The sub-graph rewrite rule that fuses two matrix multiplications.

See also

TASO [1] systematically studies the sub-graph rewrite optimization for deep learning workloads.

After the rewrite, the graph becomes more efficient as we only need to run a single kernel and the fused matrix multiplication usually exposes more parallelism to utilize the underlying hardware. We can also fuse multiple convolutions into a single one, or do other sub-graph rewrites.

Sub-graph rewrite in Hidet

In Hidet, we use a sub-graph rewrite rule to describe the rewrite. A sub-graph rewrite rule contains two parts:

  • Sub-graph pattern: a sub-graph pattern that we use to match the sub-graph in the graph. The pattern is a directed acyclic graph (DAG) where each node is an operator pattern and each edge is a tensor pattern. We only specify the operator type for each node and whether the (input) tensors are symbolic or concrete.

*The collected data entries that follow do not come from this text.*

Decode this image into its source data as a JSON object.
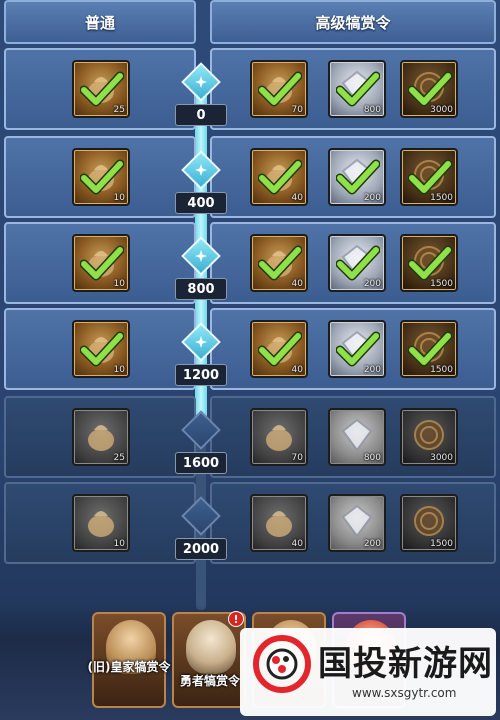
{
  "header": {
    "left_tab": "普通",
    "right_tab": "高级犒赏令"
  },
  "rows": [
    {
      "level": "0",
      "locked": false,
      "free": {
        "qty": "25",
        "claimed": true
      },
      "premium": [
        {
          "kind": "bag",
          "qty": "70",
          "claimed": true
        },
        {
          "kind": "gem",
          "qty": "800",
          "claimed": true
        },
        {
          "kind": "coin",
          "qty": "3000",
          "claimed": true
        }
      ]
    },
    {
      "level": "400",
      "locked": false,
      "free": {
        "qty": "10",
        "claimed": true
      },
      "premium": [
        {
          "kind": "bag",
          "qty": "40",
          "claimed": true
        },
        {
          "kind": "gem",
          "qty": "200",
          "claimed": true
        },
        {
          "kind": "coin",
          "qty": "1500",
          "claimed": true
        }
      ]
    },
    {
      "level": "800",
      "locked": false,
      "free": {
        "qty": "10",
        "claimed": true
      },
      "premium": [
        {
          "kind": "bag",
          "qty": "40",
          "claimed": true
        },
        {
          "kind": "gem",
          "qty": "200",
          "claimed": true
        },
        {
          "kind": "coin",
          "qty": "1500",
          "claimed": true
        }
      ]
    },
    {
      "level": "1200",
      "locked": false,
      "free": {
        "qty": "10",
        "claimed": true
      },
      "premium": [
        {
          "kind": "bag",
          "qty": "40",
          "claimed": true
        },
        {
          "kind": "gem",
          "qty": "200",
          "claimed": true
        },
        {
          "kind": "coin",
          "qty": "1500",
          "claimed": true
        }
      ]
    },
    {
      "level": "1600",
      "locked": true,
      "free": {
        "qty": "25",
        "claimed": false
      },
      "premium": [
        {
          "kind": "bag",
          "qty": "70",
          "claimed": false
        },
        {
          "kind": "gem",
          "qty": "800",
          "claimed": false
        },
        {
          "kind": "coin",
          "qty": "3000",
          "claimed": false
        }
      ]
    },
    {
      "level": "2000",
      "locked": true,
      "free": {
        "qty": "10",
        "claimed": false
      },
      "premium": [
        {
          "kind": "bag",
          "qty": "40",
          "claimed": false
        },
        {
          "kind": "gem",
          "qty": "200",
          "claimed": false
        },
        {
          "kind": "coin",
          "qty": "1500",
          "claimed": false
        }
      ]
    }
  ],
  "bottom_tabs": [
    {
      "label": "(旧)皇家犒赏令",
      "alert": false
    },
    {
      "label": "勇者犒赏令",
      "alert": true,
      "alert_text": "!"
    }
  ],
  "watermark": {
    "brand": "国投新游网",
    "url": "www.sxsgytr.com"
  },
  "colors": {
    "check": "#8fe04a",
    "spine_active": "#6fd9e8",
    "panel": "#4f73a8"
  }
}
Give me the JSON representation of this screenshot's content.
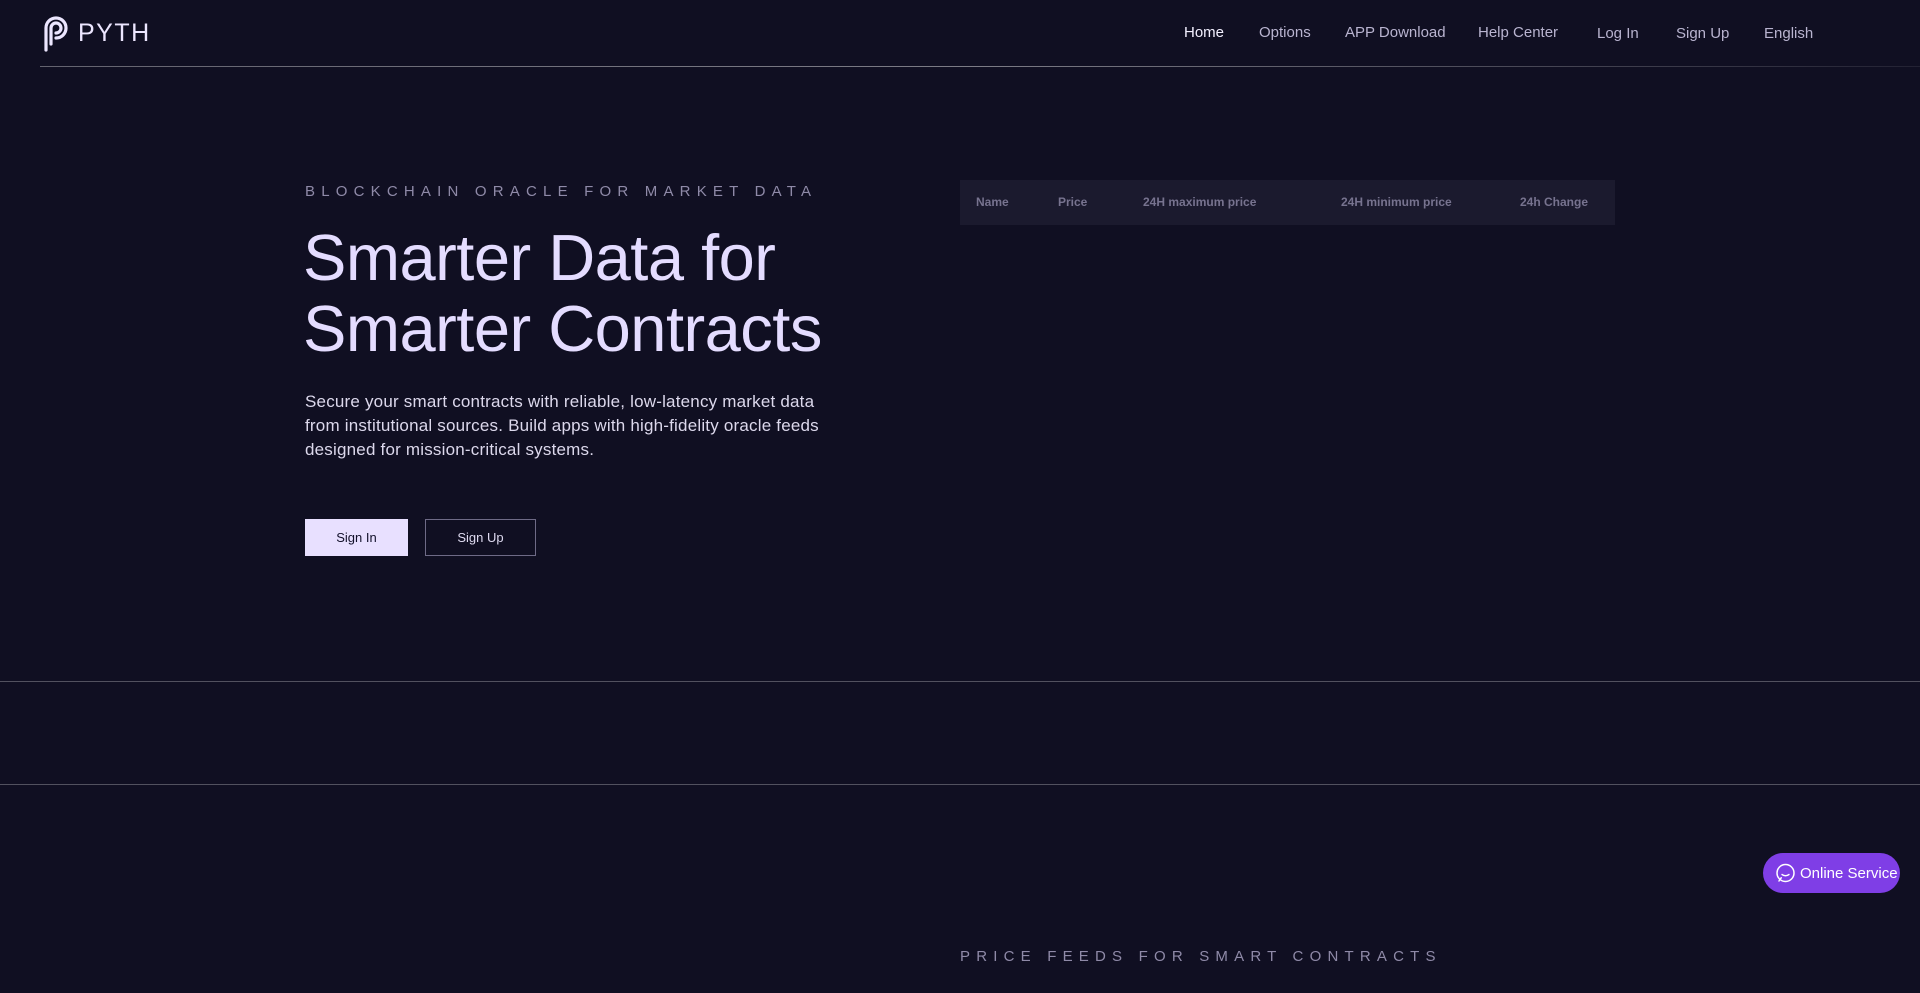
{
  "brand": {
    "name": "PYTH"
  },
  "nav": {
    "items": [
      {
        "label": "Home",
        "active": true
      },
      {
        "label": "Options",
        "active": false
      },
      {
        "label": "APP Download",
        "active": false
      },
      {
        "label": "Help Center",
        "active": false
      },
      {
        "label": "Log In",
        "active": false
      },
      {
        "label": "Sign Up",
        "active": false
      },
      {
        "label": "English",
        "active": false
      }
    ]
  },
  "hero": {
    "eyebrow": "BLOCKCHAIN ORACLE FOR MARKET DATA",
    "title_line1": "Smarter Data for",
    "title_line2": "Smarter Contracts",
    "description": "Secure your smart contracts with reliable, low-latency market data from institutional sources. Build apps with high-fidelity oracle feeds designed for mission-critical systems.",
    "sign_in_label": "Sign In",
    "sign_up_label": "Sign Up"
  },
  "market_table": {
    "columns": [
      "Name",
      "Price",
      "24H maximum price",
      "24H minimum price",
      "24h Change"
    ],
    "rows": []
  },
  "price_feeds": {
    "eyebrow": "PRICE FEEDS FOR SMART CONTRACTS"
  },
  "support": {
    "label": "Online Service"
  },
  "colors": {
    "background": "#100f22",
    "accent": "#7f3ee6",
    "title": "#e4dcff",
    "primary_button": "#e8e0ff"
  }
}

  • Target sub-graph constructor: when we find a sub-graph that matches the pattern, we use the constructor to construct the target sub-graph that replaces the matched sub-graph. When constructing the target sub-graph, we can use the matched tensors and nodes to further determine whether the rewrite is applicable. If applicable, the constructor returns the target sub-graph, otherwise it returns None.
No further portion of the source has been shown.